Кокотов вздохнул и глянул вверх, на пустой капельмейстерский балкончик, где он впервые увидел Обоярову в белой дизайнерской ветровке, похожей на черкеску с газырями, и ему стало до слез обидно, что Наталья Павловна не увидит его кинжальную отвагу. Вызывало досаду, но легкую, и отсутствие вероломной Вероники: ей бы не помешало посмотреть, кого она бросила ради старого змееведа.
– Я обещал вам справедливость? – громовым голосом спросил Жарынин собравшихся.
– Да! Да! Много раз! – ответили старики.
– Тогда – за мной!
– Дмитрий Антонович! – захныкал Аркадий Петрович. – Ну хватит уже… Успокойтесь!
– Последний дубль!
На улице было солнечно и прохладно. В воздухе веяло той осенней томительной прелью, которая наполняет сердце невнятной грустью ожидания. Парк окрасился всеми цветами весело гибнущей листвы. Черные липы и белые березы проступали с прощальной, режущей глаза отчетливостью. Вдали виднелся купол дальней беседки, напоминая писодею о тайне женской благосклонности, так и не разгаданной им при жизни. Желтые листья, оторвавшись от веток, летели, трепеща, по чистому воздуху, точно бабочки-лимонницы. Мемориальные таблички на исторических скамейках сверкали золотыми зеркалами.

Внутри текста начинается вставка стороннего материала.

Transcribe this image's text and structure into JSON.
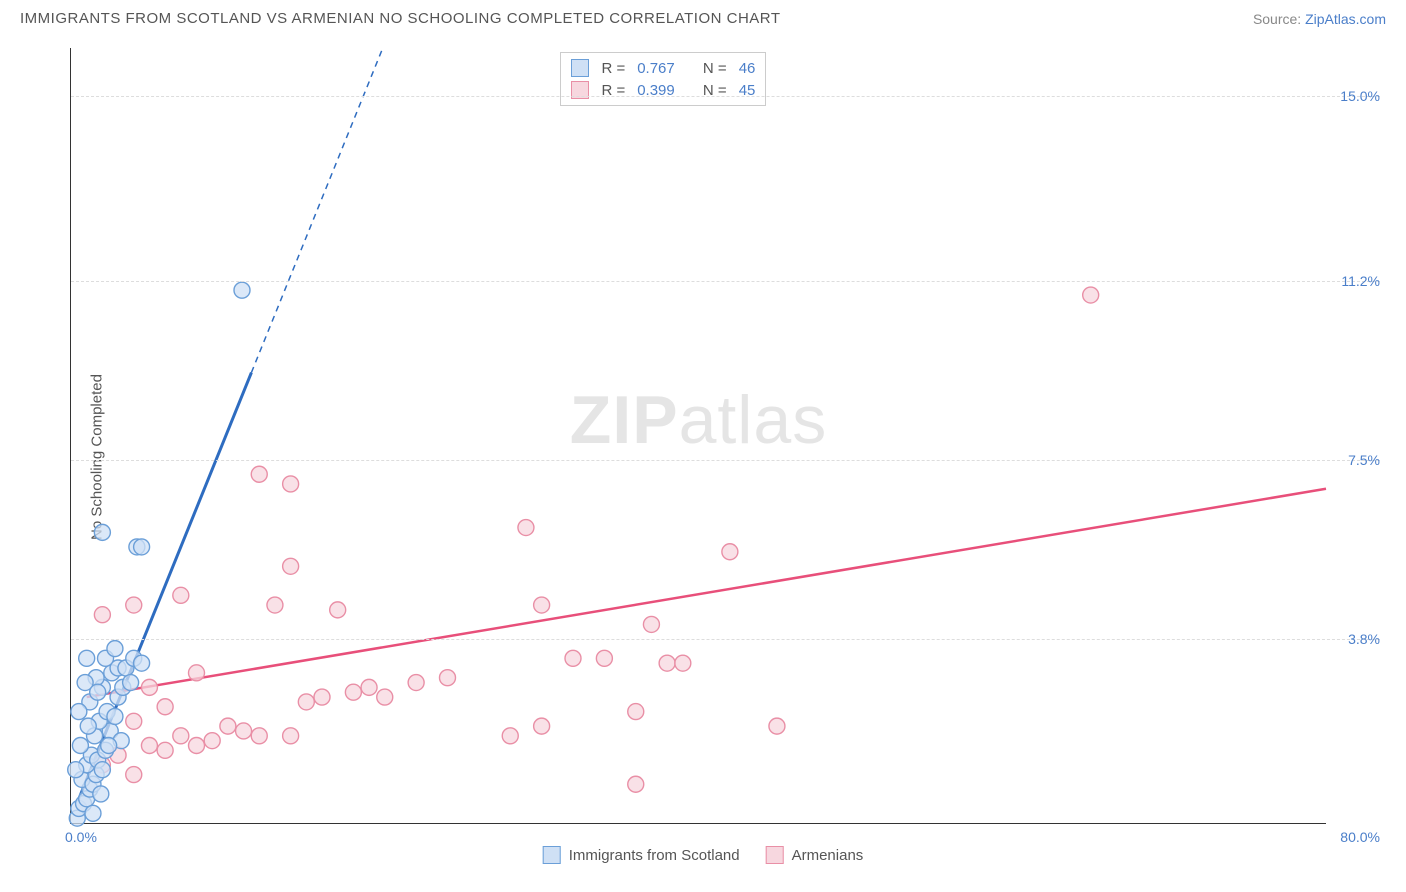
{
  "header": {
    "title": "IMMIGRANTS FROM SCOTLAND VS ARMENIAN NO SCHOOLING COMPLETED CORRELATION CHART",
    "source_prefix": "Source: ",
    "source_link": "ZipAtlas.com"
  },
  "chart": {
    "type": "scatter",
    "y_axis_label": "No Schooling Completed",
    "x_origin": "0.0%",
    "x_max": "80.0%",
    "xlim": [
      0,
      80
    ],
    "ylim": [
      0,
      16
    ],
    "y_ticks": [
      3.8,
      7.5,
      11.2,
      15.0
    ],
    "y_tick_labels": [
      "3.8%",
      "7.5%",
      "11.2%",
      "15.0%"
    ],
    "grid_color": "#dddddd",
    "axis_color": "#333333",
    "background_color": "#ffffff",
    "tick_label_color": "#4a7ec9",
    "watermark_zip": "ZIP",
    "watermark_atlas": "atlas",
    "series": {
      "scotland": {
        "label": "Immigrants from Scotland",
        "fill": "#cfe0f5",
        "stroke": "#6b9fd8",
        "line_color": "#2e6cc0",
        "r_label": "R =",
        "r_value": "0.767",
        "n_label": "N =",
        "n_value": "46",
        "line": {
          "x1": 0.5,
          "y1": 0.5,
          "x2": 11.5,
          "y2": 9.3,
          "dash_to_y": 16
        },
        "points": [
          [
            0.4,
            0.1
          ],
          [
            0.5,
            0.3
          ],
          [
            0.8,
            0.4
          ],
          [
            1.0,
            0.5
          ],
          [
            1.2,
            0.7
          ],
          [
            0.7,
            0.9
          ],
          [
            1.4,
            0.8
          ],
          [
            1.6,
            1.0
          ],
          [
            1.0,
            1.2
          ],
          [
            1.3,
            1.4
          ],
          [
            1.7,
            1.3
          ],
          [
            2.0,
            1.1
          ],
          [
            0.6,
            1.6
          ],
          [
            1.5,
            1.8
          ],
          [
            2.2,
            1.5
          ],
          [
            2.5,
            1.9
          ],
          [
            1.8,
            2.1
          ],
          [
            2.3,
            2.3
          ],
          [
            1.2,
            2.5
          ],
          [
            2.8,
            2.2
          ],
          [
            3.0,
            2.6
          ],
          [
            2.0,
            2.8
          ],
          [
            3.3,
            2.8
          ],
          [
            1.6,
            3.0
          ],
          [
            2.6,
            3.1
          ],
          [
            3.0,
            3.2
          ],
          [
            1.0,
            3.4
          ],
          [
            3.5,
            3.2
          ],
          [
            2.2,
            3.4
          ],
          [
            3.8,
            2.9
          ],
          [
            4.0,
            3.4
          ],
          [
            1.4,
            0.2
          ],
          [
            4.5,
            3.3
          ],
          [
            2.8,
            3.6
          ],
          [
            3.2,
            1.7
          ],
          [
            1.1,
            2.0
          ],
          [
            0.9,
            2.9
          ],
          [
            4.2,
            5.7
          ],
          [
            4.5,
            5.7
          ],
          [
            2.0,
            6.0
          ],
          [
            10.9,
            11.0
          ],
          [
            2.4,
            1.6
          ],
          [
            1.9,
            0.6
          ],
          [
            0.3,
            1.1
          ],
          [
            0.5,
            2.3
          ],
          [
            1.7,
            2.7
          ]
        ]
      },
      "armenian": {
        "label": "Armenians",
        "fill": "#f7d7df",
        "stroke": "#e98fa6",
        "line_color": "#e84f7a",
        "r_label": "R =",
        "r_value": "0.399",
        "n_label": "N =",
        "n_value": "45",
        "line": {
          "x1": 1,
          "y1": 2.6,
          "x2": 80,
          "y2": 6.9
        },
        "points": [
          [
            2,
            1.2
          ],
          [
            3,
            1.4
          ],
          [
            4,
            1.0
          ],
          [
            5,
            1.6
          ],
          [
            4,
            2.1
          ],
          [
            6,
            1.5
          ],
          [
            7,
            1.8
          ],
          [
            8,
            1.6
          ],
          [
            9,
            1.7
          ],
          [
            6,
            2.4
          ],
          [
            10,
            2.0
          ],
          [
            11,
            1.9
          ],
          [
            12,
            1.8
          ],
          [
            5,
            2.8
          ],
          [
            14,
            1.8
          ],
          [
            15,
            2.5
          ],
          [
            16,
            2.6
          ],
          [
            8,
            3.1
          ],
          [
            13,
            4.5
          ],
          [
            18,
            2.7
          ],
          [
            19,
            2.8
          ],
          [
            20,
            2.6
          ],
          [
            14,
            5.3
          ],
          [
            17,
            4.4
          ],
          [
            22,
            2.9
          ],
          [
            24,
            3.0
          ],
          [
            12,
            7.2
          ],
          [
            14,
            7.0
          ],
          [
            28,
            1.8
          ],
          [
            30,
            2.0
          ],
          [
            29,
            6.1
          ],
          [
            32,
            3.4
          ],
          [
            34,
            3.4
          ],
          [
            36,
            2.3
          ],
          [
            37,
            4.1
          ],
          [
            36,
            0.8
          ],
          [
            38,
            3.3
          ],
          [
            39,
            3.3
          ],
          [
            42,
            5.6
          ],
          [
            45,
            2.0
          ],
          [
            30,
            4.5
          ],
          [
            65,
            10.9
          ],
          [
            4,
            4.5
          ],
          [
            7,
            4.7
          ],
          [
            2,
            4.3
          ]
        ]
      }
    }
  }
}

Возле Агдамыча, двигавшего метлой с невозмутимостью метронома, вился Жуков-Хаит. Он пребывал в буйной семитической фазе и молол, размахивая руками, что-то ниспровергательное. Увидев соавторов, Федор Абрамович хотел броситься к ним с вестью, но тут из-под арки ворвался на стоянку черный джип. Щелкнув, открылись одновременно все дверцы: сначала из машины как по команде выскочили четыре охранника в куртках-косухах, а затем величаво вышел сам Ибрагимбыков. Все пятеро выстроились шеренгой и грозно двинулись, напоминая психическую атаку каппелевцев из фильма «Чапаев». Супостат в развевающемся кожаном плаще для полного сходства еще и закурил. Агдамыч так и застыл с отведенной метлой, за ним притаился Жуков-Хаит. Ветераны, все Огуревичи и подоспевшие бухгалтерши сгрудились у балюстрады и сначала громко возмутились наглостью рейдеров, но по мере их приближения испуганно притихли. Жарынин, не сводя глаз с захватчиков, незаметно передал Кокотову трость и крепко взял его под локоть. Они медленно начали спускаться по ступеням и встретились с врагами на середине лестницы. Ибрагимбыков на сей раз был без темных очков, и Андрея Львовича удивили его виноватые светлые глаза. Охрана вблизи тоже выглядела совершенно невоинственно, у всех четверых были слишком тонкие для костоломов лица, а один казался почти подростком. Но осмыслить все эти несообразности писодей уже не мог, он думал только о том, как половчее выхватить кинжал.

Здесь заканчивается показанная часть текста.